Eula changed July 13. I never got a notice about that. Never got word 1 about using MM for the years that I did use it. zip. zero. zilch. nada.
The EULA itself says any changes go into effect after 30 days. (well, continuing to use the software after 30 days means you accept the new terms)
Whole other issue over getting a popup or not when it changes. Not going there. (not lawyer so not even gonna offer an opinion, silly or otherwise)
Perhaps it WAS a no-no to have something like MM prior to Jul 13. Could say the previous EULA was ambiguous enough (or not specific enough), that it slipped through the cracks, and the change was a clarification. Dunno.
I've done tech support for over 30 years, and have had to defend company actions that sometimes were um "questionable". (let's just leave some of those decisions at that, mkay?) Having to explain to customers why said decision was done, and how:
Companies exist to make money. (no, really? yes, really! d'oh!!)

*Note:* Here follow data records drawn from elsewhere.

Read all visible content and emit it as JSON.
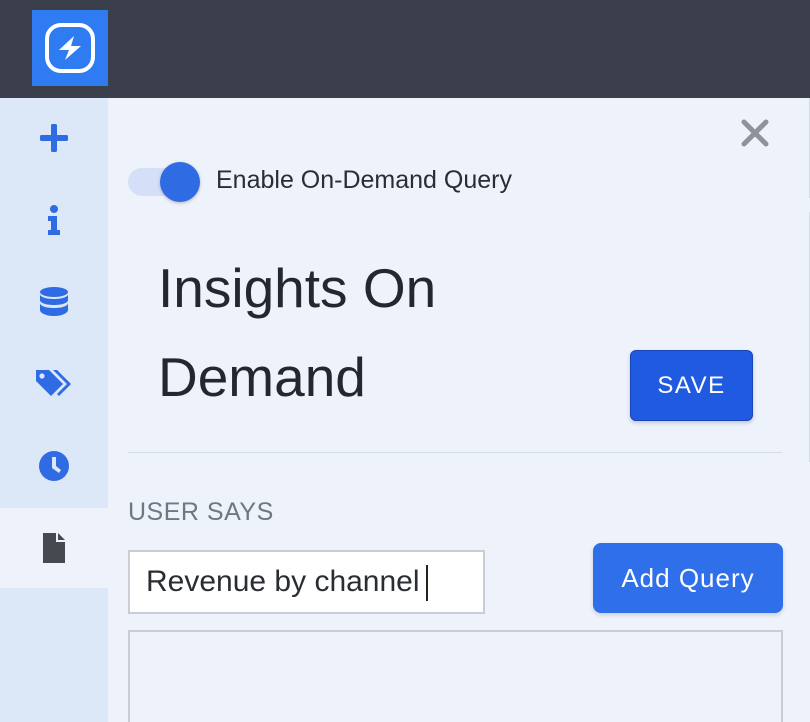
{
  "app": {
    "logo_icon": "lightning-bolt-icon",
    "accent_color": "#2f7cf2",
    "topbar_color": "#3b3f4b"
  },
  "sidebar": {
    "items": [
      {
        "icon": "plus-icon",
        "active": false
      },
      {
        "icon": "info-icon",
        "active": false
      },
      {
        "icon": "database-icon",
        "active": false
      },
      {
        "icon": "tags-icon",
        "active": false
      },
      {
        "icon": "clock-icon",
        "active": false
      },
      {
        "icon": "document-icon",
        "active": true
      }
    ]
  },
  "panel": {
    "close_icon": "close-icon",
    "toggle": {
      "label": "Enable On-Demand Query",
      "enabled": true
    },
    "title": "Insights On Demand",
    "save_label": "SAVE",
    "section_label": "USER SAYS",
    "query_input": {
      "value": "Revenue by channel"
    },
    "add_query_label": "Add Query"
  }
}
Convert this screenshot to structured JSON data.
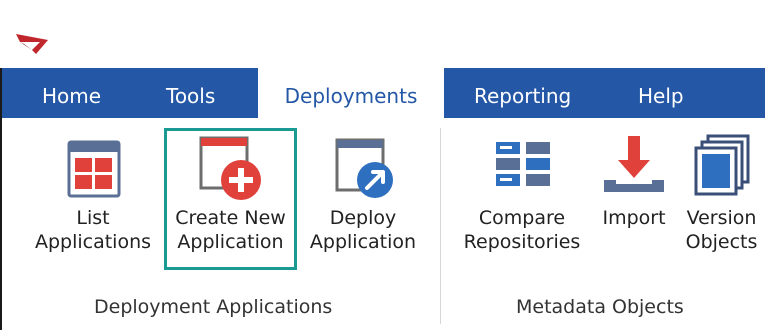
{
  "ribbon": {
    "tabs": [
      {
        "label": "Home"
      },
      {
        "label": "Tools"
      },
      {
        "label": "Deployments",
        "active": true
      },
      {
        "label": "Reporting"
      },
      {
        "label": "Help"
      }
    ],
    "groups": [
      {
        "label": "Deployment Applications",
        "buttons": [
          {
            "line1": "List",
            "line2": "Applications",
            "icon": "list-applications-icon"
          },
          {
            "line1": "Create New",
            "line2": "Application",
            "icon": "create-new-application-icon",
            "highlighted": true
          },
          {
            "line1": "Deploy",
            "line2": "Application",
            "icon": "deploy-application-icon"
          }
        ]
      },
      {
        "label": "Metadata Objects",
        "buttons": [
          {
            "line1": "Compare",
            "line2": "Repositories",
            "icon": "compare-repositories-icon"
          },
          {
            "line1": "Import",
            "line2": "",
            "icon": "import-icon"
          },
          {
            "line1": "Version",
            "line2": "Objects",
            "icon": "version-objects-icon"
          }
        ]
      }
    ]
  },
  "colors": {
    "tab_bar": "#2458a6",
    "highlight_border": "#1a9a93",
    "accent_red": "#e0413a",
    "icon_blue": "#2e6fc0"
  }
}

(some customers just never ever could grasp that "no ma'am, you have to go and buy your own replacement batteries for your remote. I'm not sending a tech to replace them")
(no kidding, I actually had to explain that. "When your car runs out of gas, you think the dealership is going to send someone to refill your tank, for FREE?" /headdesk)
So TFP see an area where then can make some more money off THEIR game.
They decide to do so. All good. No problems.
As I've repeatedly said, my issues with the whole mess is
1) HOW it was presented/handled,
2) How many people are mis-stating things,
3) How many people don't seem to understand how extensions using bits work on Twitch.
(it's the techy in me. /shrug)
Do I think TFP are going to change their minds, or that *I* can convince them to do so?